Randy carried the same compassion throughout his nearly 30 years as a police officer. To him, every human being was unique and special – even the ones who eventually had to wear his handcuffs. His ability to show care and respect to everyone he met made him a beloved person indeed to those who met him.
Randy’s service here on earth ended early Tuesday morning, Nov. 2 here in Lufkin. He passed away with his wife Lory holding his hand. The family hasn’t notified Fluffy yet.
Born on July 22, 1963 in Fort Worth, Texas, Randy spent his childhood with his siblings in Erwin, Tennessee. Randy left those mountains, but those mountains never left him. He’ll be buried there on Saturday in a spot allowing him to look out over his favorite place on this earth.

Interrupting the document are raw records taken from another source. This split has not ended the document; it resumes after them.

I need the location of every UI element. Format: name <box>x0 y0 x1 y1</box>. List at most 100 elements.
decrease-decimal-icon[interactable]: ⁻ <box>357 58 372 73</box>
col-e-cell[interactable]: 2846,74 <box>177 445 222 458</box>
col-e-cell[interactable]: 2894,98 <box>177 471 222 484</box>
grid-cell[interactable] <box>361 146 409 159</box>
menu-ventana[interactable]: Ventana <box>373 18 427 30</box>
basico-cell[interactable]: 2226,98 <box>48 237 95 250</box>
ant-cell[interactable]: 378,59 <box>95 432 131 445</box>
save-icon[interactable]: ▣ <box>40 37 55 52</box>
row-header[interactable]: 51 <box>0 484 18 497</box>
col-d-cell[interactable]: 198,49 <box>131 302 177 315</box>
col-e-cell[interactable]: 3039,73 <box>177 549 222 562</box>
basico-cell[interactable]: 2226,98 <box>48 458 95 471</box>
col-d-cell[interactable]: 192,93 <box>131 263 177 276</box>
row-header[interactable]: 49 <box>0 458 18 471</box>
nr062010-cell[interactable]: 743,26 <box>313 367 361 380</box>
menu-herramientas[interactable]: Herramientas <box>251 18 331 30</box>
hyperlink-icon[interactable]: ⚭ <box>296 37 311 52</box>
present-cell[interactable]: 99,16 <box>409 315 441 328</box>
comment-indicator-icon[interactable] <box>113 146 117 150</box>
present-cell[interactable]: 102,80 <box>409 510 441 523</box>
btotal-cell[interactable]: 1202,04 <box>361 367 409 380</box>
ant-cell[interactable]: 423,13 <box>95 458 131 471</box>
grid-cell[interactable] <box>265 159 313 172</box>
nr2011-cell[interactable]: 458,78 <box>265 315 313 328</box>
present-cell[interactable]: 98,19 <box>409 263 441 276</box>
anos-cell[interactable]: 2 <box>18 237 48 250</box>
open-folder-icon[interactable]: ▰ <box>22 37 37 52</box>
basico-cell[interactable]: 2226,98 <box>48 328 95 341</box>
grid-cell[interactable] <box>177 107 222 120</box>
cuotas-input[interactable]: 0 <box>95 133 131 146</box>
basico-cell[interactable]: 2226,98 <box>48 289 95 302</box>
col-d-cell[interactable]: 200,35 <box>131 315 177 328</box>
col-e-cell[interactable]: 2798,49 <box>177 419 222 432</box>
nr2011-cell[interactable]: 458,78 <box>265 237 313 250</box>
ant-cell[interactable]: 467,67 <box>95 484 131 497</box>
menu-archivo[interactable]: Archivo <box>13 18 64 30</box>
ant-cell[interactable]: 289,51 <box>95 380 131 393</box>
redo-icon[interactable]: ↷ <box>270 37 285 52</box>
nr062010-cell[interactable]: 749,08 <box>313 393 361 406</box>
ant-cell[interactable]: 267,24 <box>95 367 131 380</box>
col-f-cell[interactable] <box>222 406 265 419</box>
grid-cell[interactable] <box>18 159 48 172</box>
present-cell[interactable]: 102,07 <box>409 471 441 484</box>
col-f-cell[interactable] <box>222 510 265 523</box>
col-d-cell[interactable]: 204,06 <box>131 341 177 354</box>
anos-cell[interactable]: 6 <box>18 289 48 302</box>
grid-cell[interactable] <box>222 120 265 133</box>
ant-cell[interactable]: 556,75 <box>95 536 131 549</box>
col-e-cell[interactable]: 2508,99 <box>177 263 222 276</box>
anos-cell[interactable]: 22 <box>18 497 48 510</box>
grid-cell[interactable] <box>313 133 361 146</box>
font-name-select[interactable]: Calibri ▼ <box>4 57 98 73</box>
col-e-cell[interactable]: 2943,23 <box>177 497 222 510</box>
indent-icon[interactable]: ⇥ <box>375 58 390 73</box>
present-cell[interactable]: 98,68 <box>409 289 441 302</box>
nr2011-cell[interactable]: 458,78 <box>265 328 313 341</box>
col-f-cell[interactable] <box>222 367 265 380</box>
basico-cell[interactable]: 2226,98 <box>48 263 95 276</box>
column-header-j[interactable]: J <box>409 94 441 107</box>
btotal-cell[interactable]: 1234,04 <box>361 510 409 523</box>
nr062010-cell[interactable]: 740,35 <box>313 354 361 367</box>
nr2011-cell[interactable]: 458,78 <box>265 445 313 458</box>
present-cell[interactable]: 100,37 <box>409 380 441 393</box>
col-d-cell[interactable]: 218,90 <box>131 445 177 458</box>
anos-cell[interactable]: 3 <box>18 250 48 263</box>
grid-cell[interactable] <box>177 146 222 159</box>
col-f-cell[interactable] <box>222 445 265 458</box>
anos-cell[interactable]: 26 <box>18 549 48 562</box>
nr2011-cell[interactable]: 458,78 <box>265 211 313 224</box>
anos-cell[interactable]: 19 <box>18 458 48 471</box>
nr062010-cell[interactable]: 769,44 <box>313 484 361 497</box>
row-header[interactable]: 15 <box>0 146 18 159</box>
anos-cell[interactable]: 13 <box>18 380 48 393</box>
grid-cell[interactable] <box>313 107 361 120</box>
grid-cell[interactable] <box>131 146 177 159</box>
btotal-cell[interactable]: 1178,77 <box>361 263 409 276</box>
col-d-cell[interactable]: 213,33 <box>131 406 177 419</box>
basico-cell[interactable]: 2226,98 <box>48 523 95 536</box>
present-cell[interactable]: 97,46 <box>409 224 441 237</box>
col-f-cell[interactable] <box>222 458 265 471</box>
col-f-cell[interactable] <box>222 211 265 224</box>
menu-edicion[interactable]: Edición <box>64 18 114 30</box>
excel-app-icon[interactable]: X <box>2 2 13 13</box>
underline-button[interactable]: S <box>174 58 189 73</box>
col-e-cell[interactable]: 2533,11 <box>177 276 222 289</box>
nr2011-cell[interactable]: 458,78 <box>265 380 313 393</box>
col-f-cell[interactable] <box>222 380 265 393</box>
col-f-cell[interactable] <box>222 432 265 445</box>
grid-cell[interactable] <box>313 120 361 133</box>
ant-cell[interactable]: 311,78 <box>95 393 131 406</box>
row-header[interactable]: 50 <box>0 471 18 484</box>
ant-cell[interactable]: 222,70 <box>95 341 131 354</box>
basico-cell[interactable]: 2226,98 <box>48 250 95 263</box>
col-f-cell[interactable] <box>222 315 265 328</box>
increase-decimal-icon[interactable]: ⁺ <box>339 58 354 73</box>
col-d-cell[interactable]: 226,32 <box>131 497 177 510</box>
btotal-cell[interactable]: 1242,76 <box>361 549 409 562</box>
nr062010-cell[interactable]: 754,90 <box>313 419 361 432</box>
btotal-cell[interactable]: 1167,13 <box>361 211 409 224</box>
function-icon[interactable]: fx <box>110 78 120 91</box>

Randy spent four years in the United States Navy, serving aboard the USS Nimitz. After his discharge, he graduated the Police Academy and joined the Lufkin Police Department, where he would spend the next 28 years as a patrol cop. Rarely has any officer taken to heart the “Protect and Serve” mantra the way Randy did. Wherever he patrolled, people often came out to visit with “Officer Randy” – especially kids, who knew he’d probably have a bag of candy ready to pass around.
He was an avid guitar player, and for years offered free lessons to kids who wanted to learn from him. They thought he was being really nice. Randy really just wanted an excuse to jam. He’d eventually take his guitar skills to the Crime Stoppers Band, where he played and sang for public events. Randy also performed solo for several nursing homes. He claimed he loved doing it because most of those “old folks can’t hear me when I mess up.”
This year, Randy retired from Lufkin PD and joined Central ISD as a resource officer. Considering his love for kids, it was the perfect place for him. When he fell ill and had to leave the school after just a few weeks, the young students sent numerous tributes his way. They missed him, and so will the rest of us.
Randy is preceded in death by his father Kyle Gordon Stallard, mother Betty Capps and brother Dennis Polovina.
He is survived by his wife Lorena Faye Stallard; step-children Brooke Martin Ellis, Jennifer Martin Burnell and spouse Garrett; Seth Anthony Harrison and wife Kamie; grandchildren Austin and Sage Street, and Cora Burnell; brothers Jack Stallard and wife Rachel, and Gary Stallard and wife Susan; sisters Donna Lee and husband Bryan, Melissa Bryant and husband Darrell, Darlene Burton and husband Steve, and Janet Hensley; brother Bobby Epps and wife Debby; step-mother Carol Lee Price; step-father Don Capps; step-brother Greg Capps and wife Ruby; and numerous nieces and nephews.
Randy also leaves behind the numerous four-legged creatures – especially Trouble and Bella – who will have to find someone else from whom to mooch their meals now.
A private graveside service will take place on Saturday, Nov. 6 in Erwin, Tennessee. A memorial service will take place on Sunday, Nov. 14 at a location to be announced later.